Philosina

Scientific classification
- Kingdom: Animalia
- Phylum: Arthropoda
- Clade: Pancrustacea
- Class: Insecta
- Order: Odonata
- Suborder: Zygoptera
- Superfamily: Philogangoidea
- Family: Philosinidae
- Genus: Philosina Ris, 1917

= Philosina =

Genus of damselflies

Philosina is a genus of damselflies in the family Philosinidae. The genus is found in eastern and southeastern Asia, where its species inhabit forest streams.

==Description==
Philosina species are medium-sized to large damselflies with a robust body and long, narrow wings that are held open at rest. Adults are predominantly dark in colour with contrasting yellow, red or pale markings, and mature individuals may develop a bluish pruinosity on the thorax and abdomen.

In his original description, Ris noted that the general appearance of Philosina resembles that of the calopterygid genus Philoganga, although the wing venation differs markedly. The wings are densely veined, with numerous intercalated veins towards their tips, and are usually clear, although P. buchi has a diffuse dark patch near the wing apex.

==Taxonomic history==
Ris established Philosina in 1917 for Philosina buchi, a species from Fujian Province in south-eastern China. He placed the genus within Selys' "Legion Podagrion", noting similarities to Philoganga, Mesopodagrion and other unusual damselflies then associated with that group.

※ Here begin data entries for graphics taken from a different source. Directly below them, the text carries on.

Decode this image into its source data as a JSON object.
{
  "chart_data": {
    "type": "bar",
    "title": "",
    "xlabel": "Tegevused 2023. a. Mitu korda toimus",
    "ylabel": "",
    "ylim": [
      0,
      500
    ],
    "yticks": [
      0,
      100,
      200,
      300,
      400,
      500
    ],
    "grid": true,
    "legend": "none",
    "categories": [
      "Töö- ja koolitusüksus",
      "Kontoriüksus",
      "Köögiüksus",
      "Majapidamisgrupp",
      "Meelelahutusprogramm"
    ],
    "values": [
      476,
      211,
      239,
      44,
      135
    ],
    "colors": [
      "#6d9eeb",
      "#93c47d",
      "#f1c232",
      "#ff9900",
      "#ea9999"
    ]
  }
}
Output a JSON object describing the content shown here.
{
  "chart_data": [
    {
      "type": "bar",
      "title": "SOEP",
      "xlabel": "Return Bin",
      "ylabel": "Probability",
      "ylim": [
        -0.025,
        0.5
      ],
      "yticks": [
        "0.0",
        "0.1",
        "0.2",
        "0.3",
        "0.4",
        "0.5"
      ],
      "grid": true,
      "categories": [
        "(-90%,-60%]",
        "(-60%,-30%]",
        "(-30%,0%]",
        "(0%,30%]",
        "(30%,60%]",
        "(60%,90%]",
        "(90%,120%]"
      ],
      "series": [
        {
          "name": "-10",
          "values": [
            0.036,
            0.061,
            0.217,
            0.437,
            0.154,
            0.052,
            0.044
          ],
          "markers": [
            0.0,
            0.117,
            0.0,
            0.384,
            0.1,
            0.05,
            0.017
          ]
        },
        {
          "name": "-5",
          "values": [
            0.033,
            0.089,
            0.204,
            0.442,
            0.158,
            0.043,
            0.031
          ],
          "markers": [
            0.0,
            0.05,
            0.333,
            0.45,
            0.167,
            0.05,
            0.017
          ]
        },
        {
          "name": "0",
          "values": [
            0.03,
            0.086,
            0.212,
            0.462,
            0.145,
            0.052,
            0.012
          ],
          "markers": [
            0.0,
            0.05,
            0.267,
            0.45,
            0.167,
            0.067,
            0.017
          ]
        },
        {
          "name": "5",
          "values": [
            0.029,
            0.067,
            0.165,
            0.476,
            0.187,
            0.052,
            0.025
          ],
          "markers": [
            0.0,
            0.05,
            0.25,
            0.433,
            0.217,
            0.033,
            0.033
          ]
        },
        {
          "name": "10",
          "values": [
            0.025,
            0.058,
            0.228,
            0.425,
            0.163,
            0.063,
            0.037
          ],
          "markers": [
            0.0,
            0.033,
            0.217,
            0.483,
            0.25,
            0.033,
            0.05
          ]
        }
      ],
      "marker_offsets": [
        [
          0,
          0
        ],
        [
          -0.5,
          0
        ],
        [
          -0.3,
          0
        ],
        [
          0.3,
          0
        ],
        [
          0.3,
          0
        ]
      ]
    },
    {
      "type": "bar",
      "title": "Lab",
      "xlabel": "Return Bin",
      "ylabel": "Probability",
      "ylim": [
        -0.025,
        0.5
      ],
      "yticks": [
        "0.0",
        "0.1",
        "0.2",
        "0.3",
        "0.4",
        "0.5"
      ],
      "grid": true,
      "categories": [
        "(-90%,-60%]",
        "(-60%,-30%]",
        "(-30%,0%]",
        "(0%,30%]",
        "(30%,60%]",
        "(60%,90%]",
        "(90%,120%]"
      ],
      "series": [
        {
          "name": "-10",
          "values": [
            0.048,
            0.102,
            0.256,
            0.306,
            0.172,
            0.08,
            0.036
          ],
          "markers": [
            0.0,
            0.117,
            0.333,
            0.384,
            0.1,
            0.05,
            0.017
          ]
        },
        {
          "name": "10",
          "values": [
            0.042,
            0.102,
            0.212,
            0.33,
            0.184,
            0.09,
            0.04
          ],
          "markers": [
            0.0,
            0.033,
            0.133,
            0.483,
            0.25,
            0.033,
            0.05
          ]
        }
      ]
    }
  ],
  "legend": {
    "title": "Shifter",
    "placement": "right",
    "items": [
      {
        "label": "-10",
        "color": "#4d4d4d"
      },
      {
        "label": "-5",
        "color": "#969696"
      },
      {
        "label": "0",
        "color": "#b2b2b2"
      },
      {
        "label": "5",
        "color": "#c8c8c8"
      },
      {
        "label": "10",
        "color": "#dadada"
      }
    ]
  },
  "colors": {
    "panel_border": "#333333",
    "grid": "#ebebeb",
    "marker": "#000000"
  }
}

During much of the twentieth century, Philosina was included within the broad family Megapodagrionidae. Molecular phylogenetic studies later showed that Megapodagrionidae, as traditionally defined, was not a natural group. As a result, Philosina and the related genus Rhinagrion are now placed in the family Philosinidae.

==Species==
The following species are currently placed in Philosina:

- Philosina alba
- Philosina buchi
- Philosina nigromacula

==Etymology==
Ris stated that the genus name Philosina was chosen because it recalls the related genus Philoganga, whose general appearance it resembles. The exact derivation of the name was not explained by the author.